My knowledge of analog and digital signal analysis is behind me.. thus I do not have enough confidence in my procedure to analyze my signal, and I do not know which direction to pursue to improve. I'm measuring a noisy square signal at a sampling frequency fs = 1e6 Hz
. I can increase this frequency up to 1e9 Hz
if needed.
At a frequency fs = 1e6 Hz
, I get the following signal:
Above, you can see 2 examples with 2 square waveforms at 2 different amplitudes. As you can see, the signal is prone to overshoot, in the example below, before the square starts; and is also noisy. Thus, I wanted to clean the signal by applying a low-pass filter.

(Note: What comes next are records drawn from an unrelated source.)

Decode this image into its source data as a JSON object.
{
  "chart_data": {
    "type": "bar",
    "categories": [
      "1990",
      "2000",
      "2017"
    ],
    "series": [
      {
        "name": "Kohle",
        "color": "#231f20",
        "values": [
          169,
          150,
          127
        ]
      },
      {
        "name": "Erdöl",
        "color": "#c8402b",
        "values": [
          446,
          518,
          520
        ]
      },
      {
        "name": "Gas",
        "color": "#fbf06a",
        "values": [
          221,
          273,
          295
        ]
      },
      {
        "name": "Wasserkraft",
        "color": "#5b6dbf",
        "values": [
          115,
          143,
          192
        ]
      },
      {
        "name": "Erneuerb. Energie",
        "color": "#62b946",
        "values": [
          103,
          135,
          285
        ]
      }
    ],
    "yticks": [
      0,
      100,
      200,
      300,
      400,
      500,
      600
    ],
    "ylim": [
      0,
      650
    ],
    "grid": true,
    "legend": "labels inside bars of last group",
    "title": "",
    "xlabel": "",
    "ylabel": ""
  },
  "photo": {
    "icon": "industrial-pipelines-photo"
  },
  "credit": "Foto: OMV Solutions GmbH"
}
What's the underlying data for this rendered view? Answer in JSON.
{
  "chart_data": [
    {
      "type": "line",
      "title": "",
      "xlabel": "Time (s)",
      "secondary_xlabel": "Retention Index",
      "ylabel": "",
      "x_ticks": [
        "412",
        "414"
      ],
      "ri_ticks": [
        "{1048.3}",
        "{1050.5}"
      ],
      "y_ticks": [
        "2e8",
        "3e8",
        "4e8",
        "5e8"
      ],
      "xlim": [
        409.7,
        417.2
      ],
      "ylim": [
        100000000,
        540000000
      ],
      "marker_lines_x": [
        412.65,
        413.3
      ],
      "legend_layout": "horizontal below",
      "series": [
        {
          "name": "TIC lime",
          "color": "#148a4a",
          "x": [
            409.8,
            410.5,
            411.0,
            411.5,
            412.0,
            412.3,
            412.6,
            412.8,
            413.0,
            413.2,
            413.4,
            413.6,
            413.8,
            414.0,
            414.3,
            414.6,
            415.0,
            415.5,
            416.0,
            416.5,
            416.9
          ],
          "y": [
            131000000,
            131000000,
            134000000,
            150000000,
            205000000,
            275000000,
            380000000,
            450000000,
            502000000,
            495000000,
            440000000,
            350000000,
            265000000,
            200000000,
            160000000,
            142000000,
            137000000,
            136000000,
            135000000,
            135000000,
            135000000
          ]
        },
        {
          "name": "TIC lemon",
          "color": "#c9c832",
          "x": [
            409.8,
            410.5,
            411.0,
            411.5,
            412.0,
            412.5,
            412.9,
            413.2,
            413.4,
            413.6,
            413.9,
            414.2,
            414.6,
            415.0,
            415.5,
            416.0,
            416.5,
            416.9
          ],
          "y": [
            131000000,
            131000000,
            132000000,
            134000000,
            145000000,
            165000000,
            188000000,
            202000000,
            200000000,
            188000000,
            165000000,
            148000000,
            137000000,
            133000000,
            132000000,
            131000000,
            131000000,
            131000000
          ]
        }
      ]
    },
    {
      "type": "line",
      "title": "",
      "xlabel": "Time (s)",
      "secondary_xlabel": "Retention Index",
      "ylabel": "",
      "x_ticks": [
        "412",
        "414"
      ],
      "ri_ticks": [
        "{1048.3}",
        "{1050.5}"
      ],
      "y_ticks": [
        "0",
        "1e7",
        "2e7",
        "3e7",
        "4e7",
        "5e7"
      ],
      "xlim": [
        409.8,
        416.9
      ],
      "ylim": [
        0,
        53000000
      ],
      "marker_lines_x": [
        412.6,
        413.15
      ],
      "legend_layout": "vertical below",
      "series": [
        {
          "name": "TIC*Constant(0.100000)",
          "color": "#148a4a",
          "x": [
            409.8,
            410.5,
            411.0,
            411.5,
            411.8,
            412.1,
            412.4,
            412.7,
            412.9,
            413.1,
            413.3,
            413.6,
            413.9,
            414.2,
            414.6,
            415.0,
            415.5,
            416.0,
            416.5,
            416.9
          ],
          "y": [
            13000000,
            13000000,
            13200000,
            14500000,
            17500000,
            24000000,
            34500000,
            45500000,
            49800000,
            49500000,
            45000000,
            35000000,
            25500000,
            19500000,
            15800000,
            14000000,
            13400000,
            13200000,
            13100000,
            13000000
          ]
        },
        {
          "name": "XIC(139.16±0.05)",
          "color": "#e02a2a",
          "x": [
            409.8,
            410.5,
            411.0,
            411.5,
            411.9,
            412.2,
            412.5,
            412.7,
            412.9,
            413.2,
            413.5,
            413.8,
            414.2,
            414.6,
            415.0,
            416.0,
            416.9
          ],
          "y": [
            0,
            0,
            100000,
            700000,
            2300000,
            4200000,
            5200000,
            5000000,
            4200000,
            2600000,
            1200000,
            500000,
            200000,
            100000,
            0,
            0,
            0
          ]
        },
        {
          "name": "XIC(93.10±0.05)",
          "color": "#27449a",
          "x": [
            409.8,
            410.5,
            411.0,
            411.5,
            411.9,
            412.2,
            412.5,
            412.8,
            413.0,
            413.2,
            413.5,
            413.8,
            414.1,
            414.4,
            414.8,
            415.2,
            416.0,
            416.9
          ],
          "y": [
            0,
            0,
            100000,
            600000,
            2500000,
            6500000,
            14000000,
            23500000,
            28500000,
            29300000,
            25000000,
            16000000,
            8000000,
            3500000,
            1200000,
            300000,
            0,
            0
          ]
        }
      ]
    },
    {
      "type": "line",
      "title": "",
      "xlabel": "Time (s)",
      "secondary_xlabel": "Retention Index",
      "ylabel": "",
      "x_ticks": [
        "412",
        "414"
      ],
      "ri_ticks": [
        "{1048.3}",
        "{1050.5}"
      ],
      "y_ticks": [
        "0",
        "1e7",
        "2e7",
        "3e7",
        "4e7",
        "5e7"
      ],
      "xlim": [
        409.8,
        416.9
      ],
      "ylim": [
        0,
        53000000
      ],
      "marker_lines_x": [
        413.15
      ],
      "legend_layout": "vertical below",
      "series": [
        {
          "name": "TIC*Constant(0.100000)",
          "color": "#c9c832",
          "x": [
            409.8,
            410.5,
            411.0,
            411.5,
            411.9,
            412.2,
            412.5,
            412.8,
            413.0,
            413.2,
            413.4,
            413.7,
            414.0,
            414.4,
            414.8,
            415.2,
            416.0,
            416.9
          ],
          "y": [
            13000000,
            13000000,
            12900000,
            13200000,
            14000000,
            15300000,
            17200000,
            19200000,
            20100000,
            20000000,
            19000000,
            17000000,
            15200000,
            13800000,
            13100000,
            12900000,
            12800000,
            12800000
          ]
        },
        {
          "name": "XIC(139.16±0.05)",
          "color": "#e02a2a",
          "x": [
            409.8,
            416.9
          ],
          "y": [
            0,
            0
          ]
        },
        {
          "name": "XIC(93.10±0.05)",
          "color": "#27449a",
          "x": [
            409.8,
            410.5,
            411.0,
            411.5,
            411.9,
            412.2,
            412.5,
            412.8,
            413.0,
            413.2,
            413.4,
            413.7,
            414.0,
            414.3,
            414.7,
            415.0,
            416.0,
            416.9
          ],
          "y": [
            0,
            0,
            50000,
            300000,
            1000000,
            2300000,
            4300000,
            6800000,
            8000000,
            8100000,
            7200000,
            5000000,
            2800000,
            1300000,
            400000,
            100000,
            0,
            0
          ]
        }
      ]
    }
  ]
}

I tried the 2 following: a Butterworth and a bessel filter using the scipy
library in Python.
def butter_lowpass_filter(data, cutoff, fs, order=5):
nyq = 0.5 * fs
normal_cutoff = cutoff / nyq
b, a = butter(order, normal_cutoff, btype='low', analog=False)
y = lfilter(b, a, data)
return y
def bessel_low_pass_filter(data, cutoff, fs, order=5):
nyq = 0.5 * fs
normal_cutoff = cutoff / nyq
b, a = bessel(order, normal_cutoff, btype='low', analog=False)
y = lfilter(b, a, data)
return y
I then call both filters on my data with the settings cutoff = 100000 # Hz
, fs = 1e6 # Hz
, order = 8
. Why those settings? That is my first problem, I don't really know how to choose the cutoff frequency or the order. I simply tried different values, and those seem to be nice.

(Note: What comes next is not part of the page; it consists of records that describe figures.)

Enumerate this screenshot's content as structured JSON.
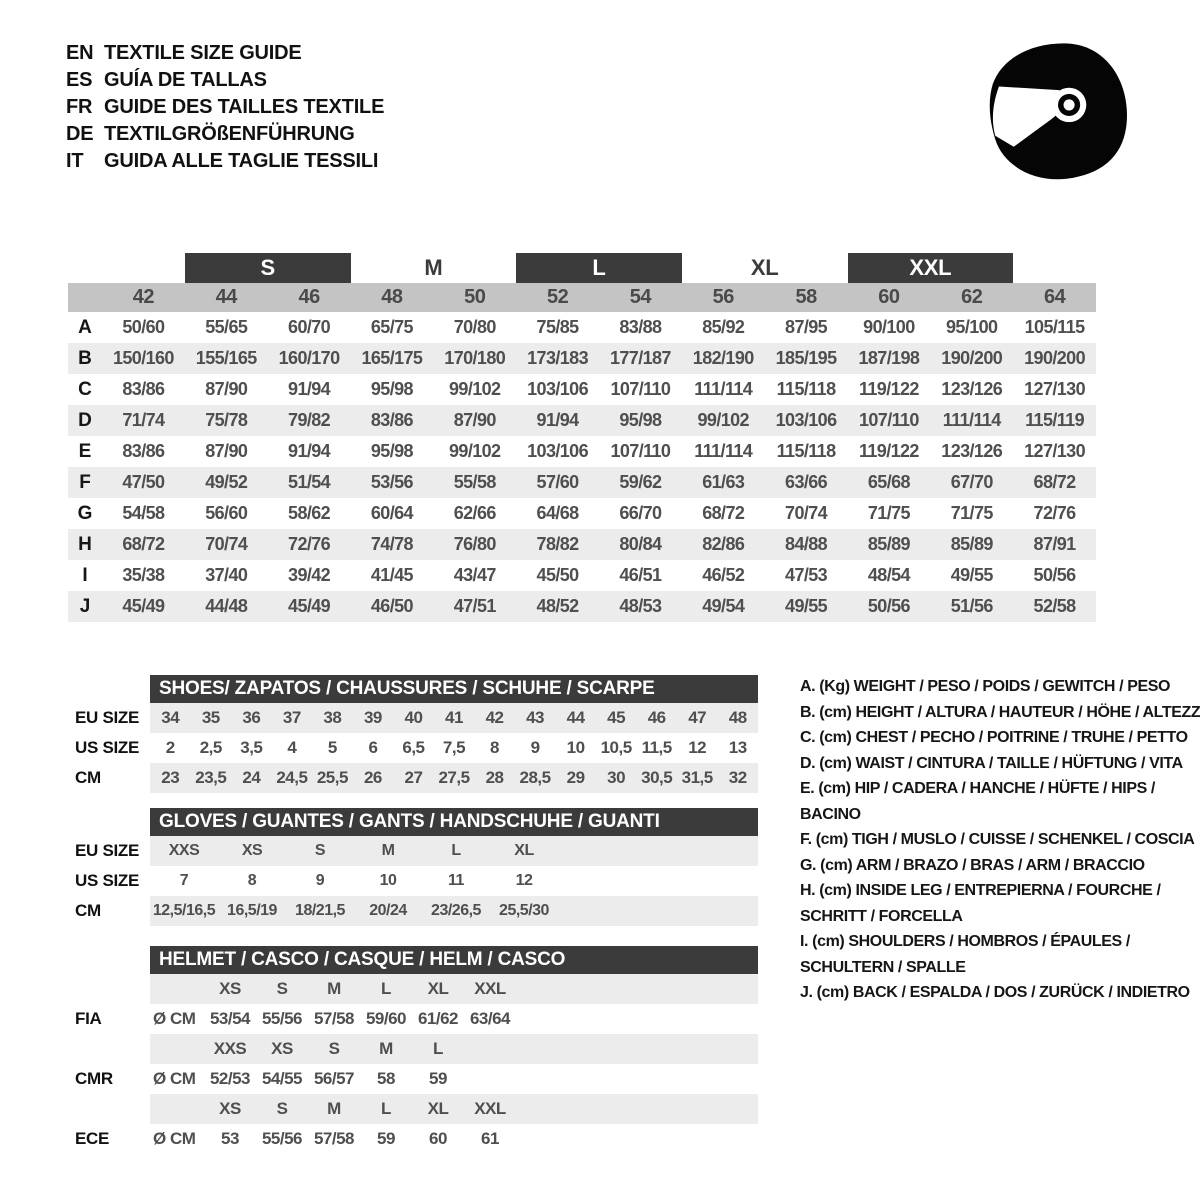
{
  "colors": {
    "dark_bar": "#3b3b3b",
    "size_row_bg": "#c4c4c4",
    "stripe_row_bg": "#ececec",
    "bar_text": "#ffffff",
    "value_text": "#4f4f4f",
    "icon_color": "#050505"
  },
  "header": {
    "languages": [
      {
        "code": "EN",
        "title": "TEXTILE SIZE GUIDE"
      },
      {
        "code": "ES",
        "title": "GUÍA DE TALLAS"
      },
      {
        "code": "FR",
        "title": "GUIDE DES TAILLES TEXTILE"
      },
      {
        "code": "DE",
        "title": "TEXTILGRÖßENFÜHRUNG"
      },
      {
        "code": "IT",
        "title": "GUIDA ALLE TAGLIE TESSILI"
      }
    ],
    "helmet_icon": "racing-helmet-icon"
  },
  "main_table": {
    "size_bands": [
      {
        "label": "S",
        "highlighted": true,
        "covers": [
          "44",
          "46"
        ]
      },
      {
        "label": "M",
        "highlighted": false,
        "covers": [
          "48",
          "50"
        ]
      },
      {
        "label": "L",
        "highlighted": true,
        "covers": [
          "52",
          "54"
        ]
      },
      {
        "label": "XL",
        "highlighted": false,
        "covers": [
          "56",
          "58"
        ]
      },
      {
        "label": "XXL",
        "highlighted": true,
        "covers": [
          "60",
          "62"
        ]
      }
    ],
    "numeric_sizes": [
      "42",
      "44",
      "46",
      "48",
      "50",
      "52",
      "54",
      "56",
      "58",
      "60",
      "62",
      "64"
    ],
    "rows": [
      {
        "label": "A",
        "values": [
          "50/60",
          "55/65",
          "60/70",
          "65/75",
          "70/80",
          "75/85",
          "83/88",
          "85/92",
          "87/95",
          "90/100",
          "95/100",
          "105/115"
        ]
      },
      {
        "label": "B",
        "values": [
          "150/160",
          "155/165",
          "160/170",
          "165/175",
          "170/180",
          "173/183",
          "177/187",
          "182/190",
          "185/195",
          "187/198",
          "190/200",
          "190/200"
        ]
      },
      {
        "label": "C",
        "values": [
          "83/86",
          "87/90",
          "91/94",
          "95/98",
          "99/102",
          "103/106",
          "107/110",
          "111/114",
          "115/118",
          "119/122",
          "123/126",
          "127/130"
        ]
      },
      {
        "label": "D",
        "values": [
          "71/74",
          "75/78",
          "79/82",
          "83/86",
          "87/90",
          "91/94",
          "95/98",
          "99/102",
          "103/106",
          "107/110",
          "111/114",
          "115/119"
        ]
      },
      {
        "label": "E",
        "values": [
          "83/86",
          "87/90",
          "91/94",
          "95/98",
          "99/102",
          "103/106",
          "107/110",
          "111/114",
          "115/118",
          "119/122",
          "123/126",
          "127/130"
        ]
      },
      {
        "label": "F",
        "values": [
          "47/50",
          "49/52",
          "51/54",
          "53/56",
          "55/58",
          "57/60",
          "59/62",
          "61/63",
          "63/66",
          "65/68",
          "67/70",
          "68/72"
        ]
      },
      {
        "label": "G",
        "values": [
          "54/58",
          "56/60",
          "58/62",
          "60/64",
          "62/66",
          "64/68",
          "66/70",
          "68/72",
          "70/74",
          "71/75",
          "71/75",
          "72/76"
        ]
      },
      {
        "label": "H",
        "values": [
          "68/72",
          "70/74",
          "72/76",
          "74/78",
          "76/80",
          "78/82",
          "80/84",
          "82/86",
          "84/88",
          "85/89",
          "85/89",
          "87/91"
        ]
      },
      {
        "label": "I",
        "values": [
          "35/38",
          "37/40",
          "39/42",
          "41/45",
          "43/47",
          "45/50",
          "46/51",
          "46/52",
          "47/53",
          "48/54",
          "49/55",
          "50/56"
        ]
      },
      {
        "label": "J",
        "values": [
          "45/49",
          "44/48",
          "45/49",
          "46/50",
          "47/51",
          "48/52",
          "48/53",
          "49/54",
          "49/55",
          "50/56",
          "51/56",
          "52/58"
        ]
      }
    ]
  },
  "shoes_table": {
    "title": "SHOES/ ZAPATOS / CHAUSSURES / SCHUHE / SCARPE",
    "rows": [
      {
        "label": "EU SIZE",
        "values": [
          "34",
          "35",
          "36",
          "37",
          "38",
          "39",
          "40",
          "41",
          "42",
          "43",
          "44",
          "45",
          "46",
          "47",
          "48"
        ]
      },
      {
        "label": "US SIZE",
        "values": [
          "2",
          "2,5",
          "3,5",
          "4",
          "5",
          "6",
          "6,5",
          "7,5",
          "8",
          "9",
          "10",
          "10,5",
          "11,5",
          "12",
          "13"
        ]
      },
      {
        "label": "CM",
        "values": [
          "23",
          "23,5",
          "24",
          "24,5",
          "25,5",
          "26",
          "27",
          "27,5",
          "28",
          "28,5",
          "29",
          "30",
          "30,5",
          "31,5",
          "32"
        ]
      }
    ]
  },
  "gloves_table": {
    "title": "GLOVES / GUANTES / GANTS / HANDSCHUHE / GUANTI",
    "rows": [
      {
        "label": "EU SIZE",
        "values": [
          "XXS",
          "XS",
          "S",
          "M",
          "L",
          "XL"
        ]
      },
      {
        "label": "US SIZE",
        "values": [
          "7",
          "8",
          "9",
          "10",
          "11",
          "12"
        ]
      },
      {
        "label": "CM",
        "values": [
          "12,5/16,5",
          "16,5/19",
          "18/21,5",
          "20/24",
          "23/26,5",
          "25,5/30"
        ]
      }
    ]
  },
  "helmet_table": {
    "title": "HELMET / CASCO / CASQUE / HELM / CASCO",
    "sections": [
      {
        "standard": "FIA",
        "unit": "Ø CM",
        "sizes": [
          "XS",
          "S",
          "M",
          "L",
          "XL",
          "XXL"
        ],
        "values": [
          "53/54",
          "55/56",
          "57/58",
          "59/60",
          "61/62",
          "63/64"
        ]
      },
      {
        "standard": "CMR",
        "unit": "Ø CM",
        "sizes": [
          "XXS",
          "XS",
          "S",
          "M",
          "L"
        ],
        "values": [
          "52/53",
          "54/55",
          "56/57",
          "58",
          "59"
        ]
      },
      {
        "standard": "ECE",
        "unit": "Ø CM",
        "sizes": [
          "XS",
          "S",
          "M",
          "L",
          "XL",
          "XXL"
        ],
        "values": [
          "53",
          "55/56",
          "57/58",
          "59",
          "60",
          "61"
        ]
      }
    ]
  },
  "legend": {
    "items": [
      "A. (Kg) WEIGHT / PESO / POIDS / GEWITCH / PESO",
      "B. (cm) HEIGHT / ALTURA / HAUTEUR / HÖHE / ALTEZZA",
      "C. (cm) CHEST / PECHO / POITRINE / TRUHE / PETTO",
      "D. (cm) WAIST / CINTURA / TAILLE / HÜFTUNG / VITA",
      "E. (cm) HIP / CADERA / HANCHE / HÜFTE / HIPS / BACINO",
      "F. (cm) TIGH / MUSLO / CUISSE / SCHENKEL / COSCIA",
      "G. (cm) ARM / BRAZO / BRAS / ARM / BRACCIO",
      "H. (cm) INSIDE LEG / ENTREPIERNA / FOURCHE / SCHRITT / FORCELLA",
      "I. (cm) SHOULDERS / HOMBROS / ÉPAULES / SCHULTERN / SPALLE",
      "J. (cm) BACK / ESPALDA / DOS / ZURÜCK / INDIETRO"
    ]
  }
}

The result looks like this (left, low amplitude pulse; right, higher amplitude pulse):
The bessel filter seems to work better than the Butterworth, however both have the same problem. The signal is shifted to the right. If I zoom , I observe the clear shift:
The opposite shift seems to be present at the end of the square. Is it possible to correct this shift? My end goal is to measure both the amplitude and the width of the square. Do you think my approach is correct or would you recommend me another approach?